In August 1987, Shelia Hunter was one of first seven women hired to the San Francisco Fire Department. Now, thirty years later, she still serves — as a Lieutenant at Station 33 in Oceanview. Photographed by Christie Hemm Klok for a new series and self-published book called The Women of SFFD, Hunter sits on a wooden bench in full gear, elbows resting on her thighs, helmet at her side. She looks strong, experienced and ready.
For Hemm Klok, who photographed as many of San Francisco’s female firefighters as she could over the past year (including a giant group portrait at Crissy Field), the series was both a labor of love and a professional challenge.
“A lot of times I would show up to a firehouse and we’d get to know each other and find places to shoot — and they’d get called away,” Hemm Klok says. “There were a number of times when I was just left in a firehouse with my gear.”
Before she started the project, Hemm Klok had no personal relationship to the fire department, let alone female firefighters. As a freelance photographer in the Bay Area, she gets a lot of work photographing start-up founders in their sleek, open-air offices. “I shoot mostly tech and I do generally like it and like what I do, but I needed something else, you know? As fulfilling as tech can be, I needed something to be passionate about and reignite the fire,” she says, no pun intended.
She contacted United Fire Service Women (an organization founded to help women enter the SFFD) with her idea and heard back from them immediately — it turned out they were preparing to celebrate their 30-year anniversary in the department. They’d just started looking for a photographer to document their members.
According to UFSW, the SFFD has one of the largest populations of female firefighters in the country. Women currently comprise about 15.3 percent (229 individuals) of the uniformed members of the SFFD. By extreme comparison, in 2016 the New York City Fire Department had 52 women on a force of roughly 10,500 — about 0.5 percent — making it among the least gender diverse fire departments in the nation.
San Francisco is a city where you actually see female firefighters out and about, Hemm Klok says. And this, in turn, has brought even more women into the department.
Camille Wofford-Howard, four years into her career, says, “I knew I wanted to be a San Francisco firefighter when I started seeing female firefighters around town working on the engines and trucks. It hadn’t occurred to me until I saw other women doing the job that it might be a good fit for me as well.”
Hemm Klok’s portraits take that visibility a step further, holding the women in rare stillness — with proud stances and serious faces — and allowing for a moment of reflection on their many contributions to the both the department and the people of San Francisco.
Getting those shots was hard, Hemm Klok says, and not just because her subjects could be called away by an emergency at any moment.

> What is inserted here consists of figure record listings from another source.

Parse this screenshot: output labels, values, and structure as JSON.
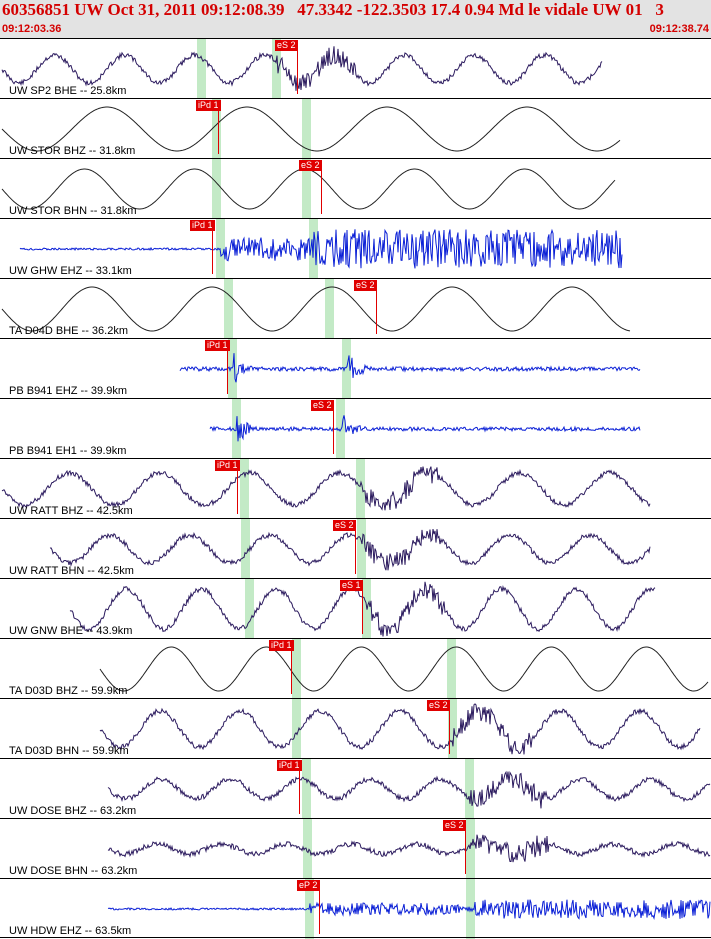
{
  "header": {
    "event_title": "60356851 UW Oct 31, 2011 09:12:08.39   47.3342 -122.3503 17.4 0.94 Md le vidale UW 01   3",
    "start_time": "09:12:03.36",
    "end_time": "09:12:38.74"
  },
  "colors": {
    "title_red": "#d40000",
    "header_bg": "#e3e3e3",
    "trace_purple": "#2b1a5e",
    "trace_blue": "#0a1fd6",
    "trace_black": "#222222",
    "pick_red": "#e00000",
    "pick_window_green": "#bde8c0"
  },
  "traces": [
    {
      "label": "UW SP2 BHE -- 25.8km",
      "pick": "eS 2"
    },
    {
      "label": "UW STOR BHZ -- 31.8km",
      "pick": "iPd 1"
    },
    {
      "label": "UW STOR BHN -- 31.8km",
      "pick": "eS 2"
    },
    {
      "label": "UW GHW EHZ -- 33.1km",
      "pick": "iPd 1"
    },
    {
      "label": "TA D04D BHE -- 36.2km",
      "pick": "eS 2"
    },
    {
      "label": "PB B941 EHZ -- 39.9km",
      "pick": "iPd 1"
    },
    {
      "label": "PB B941 EH1 -- 39.9km",
      "pick": "eS 2"
    },
    {
      "label": "UW RATT BHZ -- 42.5km",
      "pick": "iPd 1"
    },
    {
      "label": "UW RATT BHN -- 42.5km",
      "pick": "eS 2"
    },
    {
      "label": "UW GNW BHE -- 43.9km",
      "pick": "eS 1"
    },
    {
      "label": "TA D03D BHZ -- 59.9km",
      "pick": "iPd 1"
    },
    {
      "label": "TA D03D BHN -- 59.9km",
      "pick": "eS 2"
    },
    {
      "label": "UW DOSE BHZ -- 63.2km",
      "pick": "iPd 1"
    },
    {
      "label": "UW DOSE BHN -- 63.2km",
      "pick": "eS 2"
    },
    {
      "label": "UW HDW EHZ -- 63.5km",
      "pick": "eP 2"
    }
  ]
}
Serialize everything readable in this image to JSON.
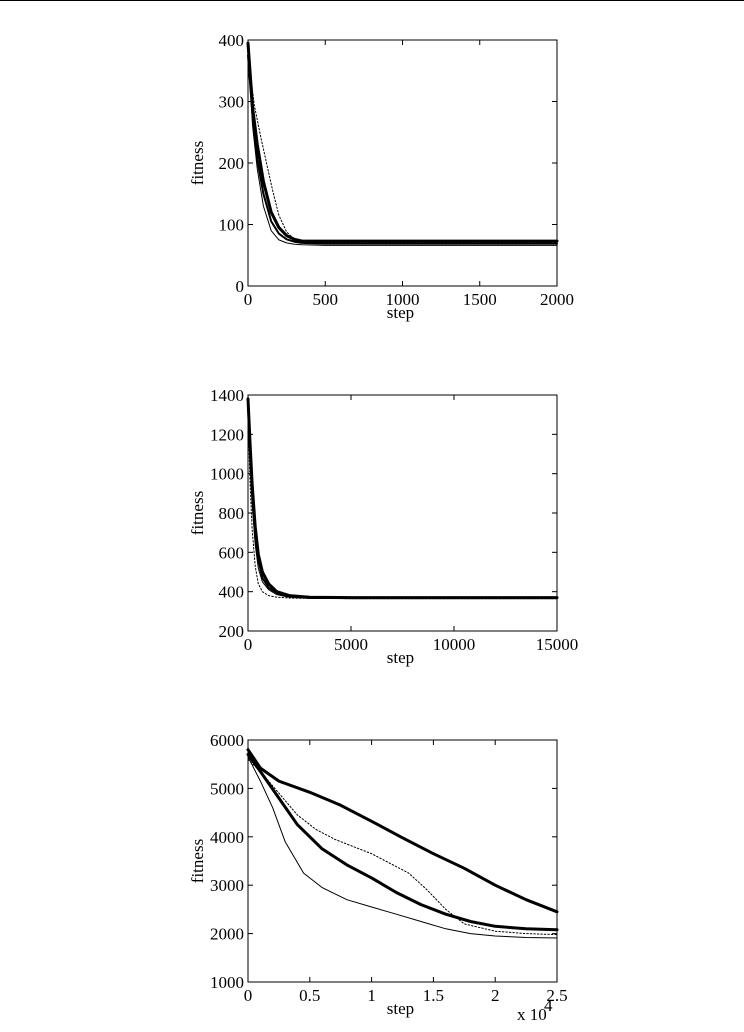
{
  "chart_data": [
    {
      "type": "line",
      "xlabel": "step",
      "ylabel": "fitness",
      "xlim": [
        0,
        2000
      ],
      "ylim": [
        0,
        400
      ],
      "xticks": [
        "0",
        "500",
        "1000",
        "1500",
        "2000"
      ],
      "yticks": [
        "0",
        "100",
        "200",
        "300",
        "400"
      ],
      "grid": false,
      "series": [
        {
          "style": "thick",
          "x": [
            0,
            30,
            60,
            100,
            150,
            200,
            250,
            300,
            350,
            500,
            1000,
            2000
          ],
          "y": [
            395,
            290,
            230,
            170,
            120,
            95,
            82,
            76,
            73,
            73,
            73,
            73
          ]
        },
        {
          "style": "thin",
          "x": [
            0,
            30,
            60,
            100,
            150,
            200,
            250,
            300,
            350,
            500,
            1000,
            2000
          ],
          "y": [
            385,
            260,
            190,
            130,
            90,
            75,
            70,
            68,
            67,
            66,
            66,
            66
          ]
        },
        {
          "style": "dotted",
          "x": [
            0,
            40,
            80,
            120,
            160,
            200,
            250,
            300,
            350,
            500,
            1000,
            2000
          ],
          "y": [
            380,
            295,
            245,
            200,
            155,
            115,
            88,
            76,
            72,
            70,
            70,
            70
          ]
        },
        {
          "style": "medium",
          "x": [
            0,
            30,
            60,
            100,
            150,
            200,
            250,
            300,
            350,
            500,
            1000,
            2000
          ],
          "y": [
            375,
            275,
            205,
            150,
            105,
            85,
            76,
            72,
            70,
            69,
            69,
            69
          ]
        }
      ]
    },
    {
      "type": "line",
      "xlabel": "step",
      "ylabel": "fitness",
      "xlim": [
        0,
        15000
      ],
      "ylim": [
        200,
        1400
      ],
      "xticks": [
        "0",
        "5000",
        "10000",
        "15000"
      ],
      "yticks": [
        "200",
        "400",
        "600",
        "800",
        "1000",
        "1200",
        "1400"
      ],
      "grid": false,
      "series": [
        {
          "style": "thick",
          "x": [
            0,
            100,
            200,
            350,
            500,
            700,
            1000,
            1400,
            2000,
            3000,
            5000,
            10000,
            15000
          ],
          "y": [
            1380,
            1150,
            950,
            730,
            590,
            500,
            440,
            400,
            380,
            372,
            370,
            370,
            370
          ]
        },
        {
          "style": "thin",
          "x": [
            0,
            100,
            200,
            350,
            500,
            700,
            1000,
            1400,
            2000,
            3000,
            5000,
            10000,
            15000
          ],
          "y": [
            1350,
            1050,
            850,
            640,
            520,
            450,
            410,
            385,
            372,
            366,
            365,
            365,
            365
          ]
        },
        {
          "style": "dotted",
          "x": [
            0,
            100,
            200,
            350,
            500,
            700,
            1000,
            1400,
            2000,
            3000,
            5000,
            10000,
            15000
          ],
          "y": [
            1300,
            950,
            720,
            530,
            440,
            400,
            380,
            372,
            368,
            366,
            365,
            365,
            365
          ]
        },
        {
          "style": "medium",
          "x": [
            0,
            100,
            200,
            350,
            500,
            700,
            1000,
            1400,
            2000,
            3000,
            5000,
            10000,
            15000
          ],
          "y": [
            1360,
            1100,
            900,
            680,
            560,
            470,
            420,
            392,
            376,
            369,
            368,
            368,
            368
          ]
        }
      ]
    },
    {
      "type": "line",
      "xlabel": "step",
      "ylabel": "fitness",
      "xlim": [
        0,
        2.5
      ],
      "ylim": [
        1000,
        6000
      ],
      "xticks": [
        "0",
        "0.5",
        "1",
        "1.5",
        "2",
        "2.5"
      ],
      "yticks": [
        "1000",
        "2000",
        "3000",
        "4000",
        "5000",
        "6000"
      ],
      "x_multiplier": "x 10",
      "x_multiplier_exp": "4",
      "grid": false,
      "series": [
        {
          "style": "thick",
          "x": [
            0,
            0.1,
            0.25,
            0.5,
            0.75,
            1.0,
            1.25,
            1.5,
            1.75,
            2.0,
            2.25,
            2.5
          ],
          "y": [
            5800,
            5420,
            5150,
            4920,
            4650,
            4320,
            3980,
            3650,
            3350,
            3000,
            2700,
            2450
          ]
        },
        {
          "style": "thick",
          "x": [
            0,
            0.1,
            0.25,
            0.4,
            0.6,
            0.8,
            1.0,
            1.2,
            1.4,
            1.6,
            1.8,
            2.0,
            2.25,
            2.5
          ],
          "y": [
            5700,
            5350,
            4800,
            4250,
            3750,
            3420,
            3150,
            2850,
            2600,
            2400,
            2250,
            2150,
            2100,
            2080
          ]
        },
        {
          "style": "thin",
          "x": [
            0,
            0.1,
            0.2,
            0.3,
            0.45,
            0.6,
            0.8,
            1.0,
            1.2,
            1.4,
            1.6,
            1.8,
            2.0,
            2.25,
            2.5
          ],
          "y": [
            5650,
            5150,
            4600,
            3900,
            3250,
            2950,
            2700,
            2550,
            2400,
            2250,
            2100,
            2000,
            1950,
            1920,
            1910
          ]
        },
        {
          "style": "dotted",
          "x": [
            0,
            0.1,
            0.25,
            0.4,
            0.55,
            0.7,
            0.85,
            1.0,
            1.15,
            1.3,
            1.45,
            1.6,
            1.75,
            2.0,
            2.25,
            2.5
          ],
          "y": [
            5600,
            5350,
            4900,
            4450,
            4150,
            3950,
            3800,
            3650,
            3450,
            3250,
            2900,
            2500,
            2200,
            2050,
            2000,
            1980
          ]
        }
      ]
    }
  ]
}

Firehouses have a utilitarian sameness to them, so she had to get creative with backdrops. “We tried our absolute best to make them look different, because the women are all different,” she says.
And then there was the struggle of photographing a group unused to posing. “I tend to shoot in a little bit of a stoic, don’t-smile-at-the-camera way, so that was really hard for a lot of them, because they’re a smiley group.” While shooting each portrait, Hemm Klock says, “Behind me are seven firefighters making fun of them.”

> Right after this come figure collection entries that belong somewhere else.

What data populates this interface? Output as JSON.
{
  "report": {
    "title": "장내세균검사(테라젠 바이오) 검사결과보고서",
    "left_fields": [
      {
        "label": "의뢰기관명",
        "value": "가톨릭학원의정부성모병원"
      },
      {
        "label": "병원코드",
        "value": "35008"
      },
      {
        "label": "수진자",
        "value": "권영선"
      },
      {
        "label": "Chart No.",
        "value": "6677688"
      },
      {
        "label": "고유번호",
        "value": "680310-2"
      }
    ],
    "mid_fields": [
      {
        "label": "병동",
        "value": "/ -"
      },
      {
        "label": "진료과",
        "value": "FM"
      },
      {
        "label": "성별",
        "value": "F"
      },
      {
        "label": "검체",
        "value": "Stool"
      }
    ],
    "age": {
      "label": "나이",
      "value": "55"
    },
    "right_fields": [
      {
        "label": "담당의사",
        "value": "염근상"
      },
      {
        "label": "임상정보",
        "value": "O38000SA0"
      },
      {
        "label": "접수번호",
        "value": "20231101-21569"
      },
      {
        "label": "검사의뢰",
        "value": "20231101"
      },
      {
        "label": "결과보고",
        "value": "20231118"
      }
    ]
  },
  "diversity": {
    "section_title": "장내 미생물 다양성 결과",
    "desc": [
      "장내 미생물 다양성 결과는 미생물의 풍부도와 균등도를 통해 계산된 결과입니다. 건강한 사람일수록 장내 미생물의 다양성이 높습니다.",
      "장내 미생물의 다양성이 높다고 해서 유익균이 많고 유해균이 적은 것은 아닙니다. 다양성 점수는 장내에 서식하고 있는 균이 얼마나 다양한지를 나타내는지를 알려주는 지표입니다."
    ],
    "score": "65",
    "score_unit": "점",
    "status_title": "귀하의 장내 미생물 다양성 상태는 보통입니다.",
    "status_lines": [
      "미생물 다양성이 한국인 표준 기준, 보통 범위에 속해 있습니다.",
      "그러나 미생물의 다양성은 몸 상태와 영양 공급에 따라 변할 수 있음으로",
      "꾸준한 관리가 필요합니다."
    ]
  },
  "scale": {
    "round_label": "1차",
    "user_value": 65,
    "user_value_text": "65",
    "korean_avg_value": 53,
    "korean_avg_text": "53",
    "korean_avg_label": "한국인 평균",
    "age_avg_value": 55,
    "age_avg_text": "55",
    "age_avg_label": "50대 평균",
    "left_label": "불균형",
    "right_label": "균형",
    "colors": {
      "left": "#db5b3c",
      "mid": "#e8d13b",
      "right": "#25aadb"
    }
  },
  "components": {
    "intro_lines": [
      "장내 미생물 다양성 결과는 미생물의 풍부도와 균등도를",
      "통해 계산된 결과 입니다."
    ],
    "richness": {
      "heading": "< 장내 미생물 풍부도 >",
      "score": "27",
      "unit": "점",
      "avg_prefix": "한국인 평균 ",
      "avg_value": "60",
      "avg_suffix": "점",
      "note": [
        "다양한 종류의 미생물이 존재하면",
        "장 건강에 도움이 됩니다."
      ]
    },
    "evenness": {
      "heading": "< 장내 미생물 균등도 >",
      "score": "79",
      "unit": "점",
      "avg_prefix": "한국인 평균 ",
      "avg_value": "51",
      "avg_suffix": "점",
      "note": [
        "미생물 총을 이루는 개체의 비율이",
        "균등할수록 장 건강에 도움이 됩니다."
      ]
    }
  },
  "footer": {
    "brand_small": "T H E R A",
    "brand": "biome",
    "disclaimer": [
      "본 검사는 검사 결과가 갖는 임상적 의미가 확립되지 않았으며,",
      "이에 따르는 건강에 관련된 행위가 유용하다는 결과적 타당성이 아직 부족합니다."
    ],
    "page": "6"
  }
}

Just two of the women were photographed in offices — Joanne Hayes-White, the 25th Chief of the SFFD (and the first woman to hold the position) and Raemona Williams, Deputy Chief of the SFFD. In Hayes-White’s portrait, she sits behind a desk overflowing with phones, paperwork and various mementos from her 27 years in the department.

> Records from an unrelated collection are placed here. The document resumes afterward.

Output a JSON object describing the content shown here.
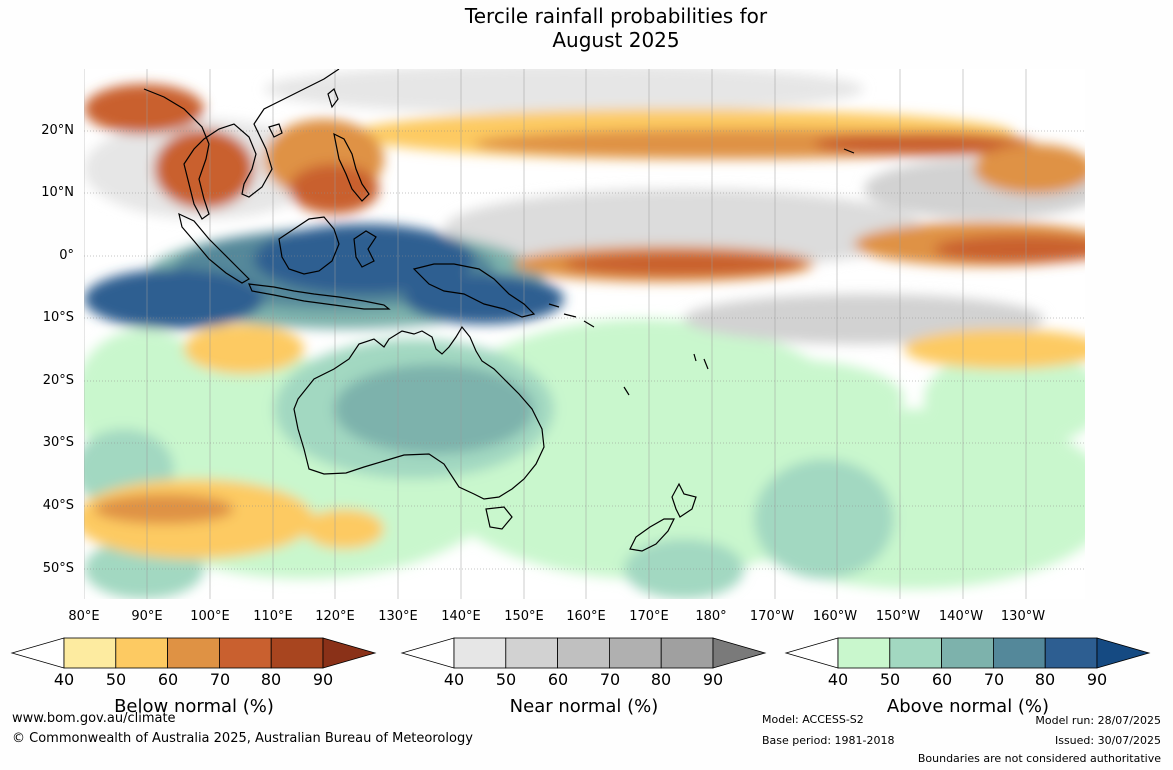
{
  "title": {
    "line1": "Tercile rainfall probabilities for",
    "line2": "August 2025"
  },
  "map": {
    "lat_labels": [
      "20°N",
      "10°N",
      "0°",
      "10°S",
      "20°S",
      "30°S",
      "40°S",
      "50°S"
    ],
    "lon_labels": [
      "80°E",
      "90°E",
      "100°E",
      "110°E",
      "120°E",
      "130°E",
      "140°E",
      "150°E",
      "160°E",
      "170°E",
      "180°",
      "170°W",
      "160°W",
      "150°W",
      "140°W",
      "130°W"
    ],
    "colors": {
      "ocean_base": "#ffffff",
      "coastline": "#000000",
      "gridline": "#8c8c8c"
    }
  },
  "legends": [
    {
      "name": "below",
      "title": "Below normal (%)",
      "ticks": [
        "40",
        "50",
        "60",
        "70",
        "80",
        "90"
      ],
      "colors": [
        "#ffffff",
        "#fdeba0",
        "#fdca62",
        "#df9244",
        "#c9602f",
        "#a8451f",
        "#8a3118"
      ]
    },
    {
      "name": "near",
      "title": "Near normal (%)",
      "ticks": [
        "40",
        "50",
        "60",
        "70",
        "80",
        "90"
      ],
      "colors": [
        "#ffffff",
        "#e6e6e6",
        "#d2d2d2",
        "#c0c0c0",
        "#b0b0b0",
        "#a0a0a0",
        "#7a7a7a"
      ]
    },
    {
      "name": "above",
      "title": "Above normal (%)",
      "ticks": [
        "40",
        "50",
        "60",
        "70",
        "80",
        "90"
      ],
      "colors": [
        "#ffffff",
        "#c9f7cd",
        "#a2d8c1",
        "#7db2ac",
        "#54889a",
        "#2d5e91",
        "#154a82"
      ]
    }
  ],
  "footer": {
    "website": "www.bom.gov.au/climate",
    "copyright": "© Commonwealth of Australia 2025, Australian Bureau of Meteorology",
    "model": "Model: ACCESS-S2",
    "base_period": "Base period: 1981-2018",
    "model_run": "Model run: 28/07/2025",
    "issued": "Issued: 30/07/2025",
    "disclaimer": "Boundaries are not considered authoritative"
  }
}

“I’m humbled by being in this position,” Hayes-White says. “Women have added greatly to the rich blend of members making up our department. It is important and value added to have a workforce that reflects the community we serve.”
For Hemm Klok, this project has taken her places she never thought she’d see and created relationships she never expected. “The amount of love and friendship I’ve gotten out of this is so surprising. My point of contact [Mary Minogue-Reidy] has become someone I talk to on a daily basis. Mary’s like a sister to me now,” she says. “It’s been a totally different way to get to know this city.”
As for Shelia Hunter, she’s not only one of the first women in the SFFD, she’s also the first mother of a firefighter. Her daughter Khristina joined the SFFD two years ago. Hemm Klok captured them in a close-up double portrait. “I definitely see her as a role model for all women,” Khristina says of Shelia.
This family legacy is the start of a new chapter for the women of the SFFD. As Lieutenant Angie Romero, a nearly 20-year veteran of the department says, the 30-year anniversary is “the beginning of an era that will not end.”